SS 26 - Sarcoma 1: Optimizing Treatment Outcomes in Soft Tissue Sarcoma and Melanoma
251 - Immune Profiling of "Radvax" Abscopal Responses in Metastatic Melanoma Patients Progressing on Anti-PD1 Therapy Treated with Hypofractionated Radiotherapy (HFRT) to One Lesion Combined with Pembrolizu
Hospital of the University of Pennsylvania Philadelphia, PA
J. N. Lukens1, A. C. Huang2, A. J. Minn III1, and A. Maity3; 1University of Pennsylvania, Philadelphia, PA, 2U. Pennsylvania, Philadelphia, PA, 3Department of Radiation Oncology, Huntsman Cancer Institute, University of Utah, Salt Lake City, UT
Purpose/Objective(s): This prospective “Radvax” trial combined HFRT to one metastatic lesion with pembrolizumab (pembro) in melanoma patients progressing through anti-PD1 therapy. Immune profiling was undertaken to characterize dynamic immune features occurring before and after RT, and correlate these changes to clinical response. Materials/Methods: In this prospective trial, melanoma patients were required to have disease progression (by RECIST v1.1) after = 2 doses of anti-PD1, an index lesion =1 cm amenable to HFRT, and =1 other lesion that was not radiated to follow for “abscopal” response. Pembro was given 1 week prior to RT, and then continued after RT. The HFRT dose was 8 Gy x 3 fractions or 17 Gy x 1 fraction. Response of unirradiated metastatic lesions (abscopal response) was measured by RECIST. High dimensional flow cytometry and single-cell RNA/TCR-sequencing were performed on peripheral CD8 T cells from Radvax patients and from a pembro-only control cohort.

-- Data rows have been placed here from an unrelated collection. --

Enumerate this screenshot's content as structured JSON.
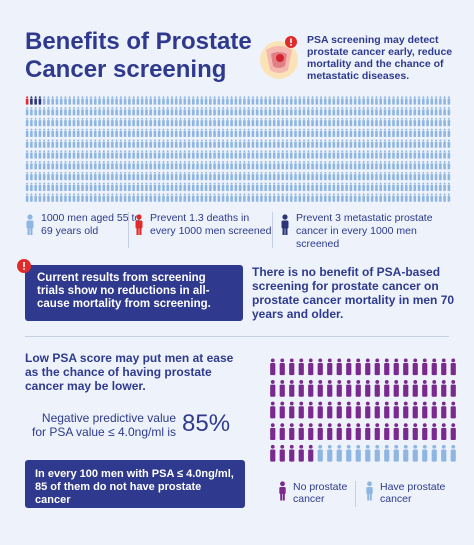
{
  "header": {
    "title": "Benefits of Prostate Cancer screening",
    "intro": "PSA screening may detect prostate cancer early, reduce mortality and the chance of metastatic diseases."
  },
  "colors": {
    "navy": "#2f3a8f",
    "light_person": "#8fb6e3",
    "red": "#e02b2b",
    "purple": "#7a2a8e",
    "dark_person": "#2a3578"
  },
  "people_grid": {
    "total": 1000,
    "red_count": 1,
    "dark_count": 3,
    "highlighted_count": 4
  },
  "legend": {
    "item1": "1000 men aged 55 to 69 years old",
    "item2": "Prevent 1.3 deaths in every 1000 men screened",
    "item3": "Prevent 3 metastatic prostate cancer in every 1000 men screened"
  },
  "alert": {
    "text": "Current results from screening trials show no reductions in all-cause mortality from screening."
  },
  "right_text": "There is no benefit of PSA-based screening for prostate cancer on prostate cancer mortality in men 70 years and older.",
  "low_psa": "Low PSA score may put men at ease as the chance of having prostate cancer may be lower.",
  "npv": {
    "label": "Negative predictive value for PSA value ≤ 4.0ng/ml is",
    "value": "85%"
  },
  "blue_box": "In every 100 men with PSA ≤ 4.0ng/ml, 85 of them do not have prostate cancer",
  "small_grid": {
    "total": 100,
    "no_cancer": 85,
    "cancer": 15
  },
  "small_legend": {
    "no_cancer": "No prostate cancer",
    "have_cancer": "Have prostate cancer"
  }
}
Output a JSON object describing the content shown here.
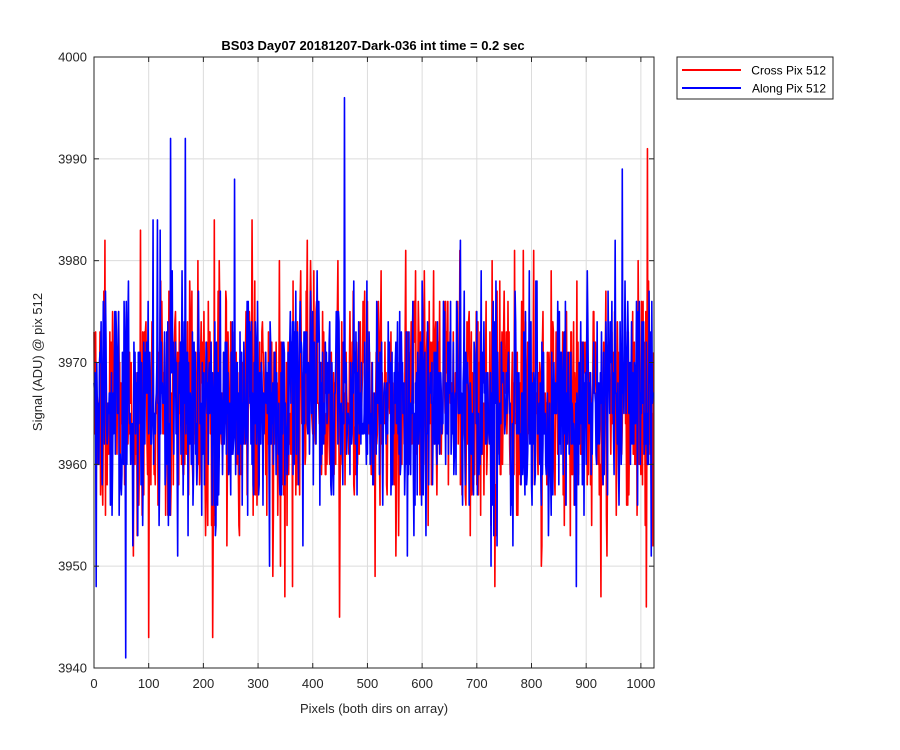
{
  "chart_data": {
    "type": "line",
    "title": "BS03 Day07 20181207-Dark-036 int time = 0.2 sec",
    "xlabel": "Pixels (both dirs on array)",
    "ylabel": "Signal (ADU) @ pix 512",
    "xlim": [
      0,
      1024
    ],
    "ylim": [
      3940,
      4000
    ],
    "xticks": [
      0,
      100,
      200,
      300,
      400,
      500,
      600,
      700,
      800,
      900,
      1000
    ],
    "yticks": [
      3940,
      3950,
      3960,
      3970,
      3980,
      3990,
      4000
    ],
    "grid": true,
    "legend_position": "outside-top-right",
    "series": [
      {
        "name": "Cross Pix 512",
        "color": "#ff0000",
        "summary": {
          "points": 1024,
          "approx_mean": 3966,
          "approx_min": 3943,
          "approx_max": 3991
        }
      },
      {
        "name": "Along Pix 512",
        "color": "#0000ff",
        "summary": {
          "points": 1024,
          "approx_mean": 3966,
          "approx_min": 3941,
          "approx_max": 3996
        }
      }
    ]
  }
}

Results: In metastatic melanoma patients progressing through anti-PD1, 7 of 16 had an objective response to HFRT + pembro (abscopal response), including 4 complete and 3 partial responses. Responses are durable, with 3/4 complete responders alive with no evidence of progression >5 years after HFRT, and 1/3 partial responders alive, now with slow progression >6 years after HFRT. Of the 5 patients who received HFRT to a nodal metastasis, 4 had CR/PR. In contrast to a cohort of pembro-only patients who exhibited a robust increase in proliferating PD1+ CD8 T cells that peaked one week after the first cycle of pembro, RadVax patients had a marginal increase in proliferating PD1+ CD8 T cells at this timepoint, consistent with relative refractoriness to PD1 blockade. However, an increase in proliferating CD8 T cells was observed in RadVax patients two weeks after HFRT. In clinical responders, the composition of proliferating CD8 T cells after HFRT was characterized by an increase in early effector-memory (EMearly) and central memory (CM) CD8 T cells. Moreover, a post-HFRT increase in developmental relatedness between EMearly/CM T cells with recently activated CD8 T cells was observed, suggesting the EMearly/CM population may have been newly primed after HFRT. In non-responders, the post-HFRT composition of proliferating CD8 T cells did not increase in either recently activated or EMearly/CM CD8 T cells.
Conclusion: This analysis provides insights into how addition of HFRT can elicit durable clinical response to anti-PD-1 in a subset of melanoma patients who fail to respond to anti-PD1 alone. After addition of HFRT to pembro, patients who subsequently respond show an increase in treatment-responsive effector and memory CD8 T cells that may result from new T cell priming. The expansion of these non-exhausted effector and memory CD8 T cells after HFRT may explain the durability of observed responses. In patients who received HFRT to lymph node metastases, response rates were particularly high, suggesting the site of irradiation may influence efficacy.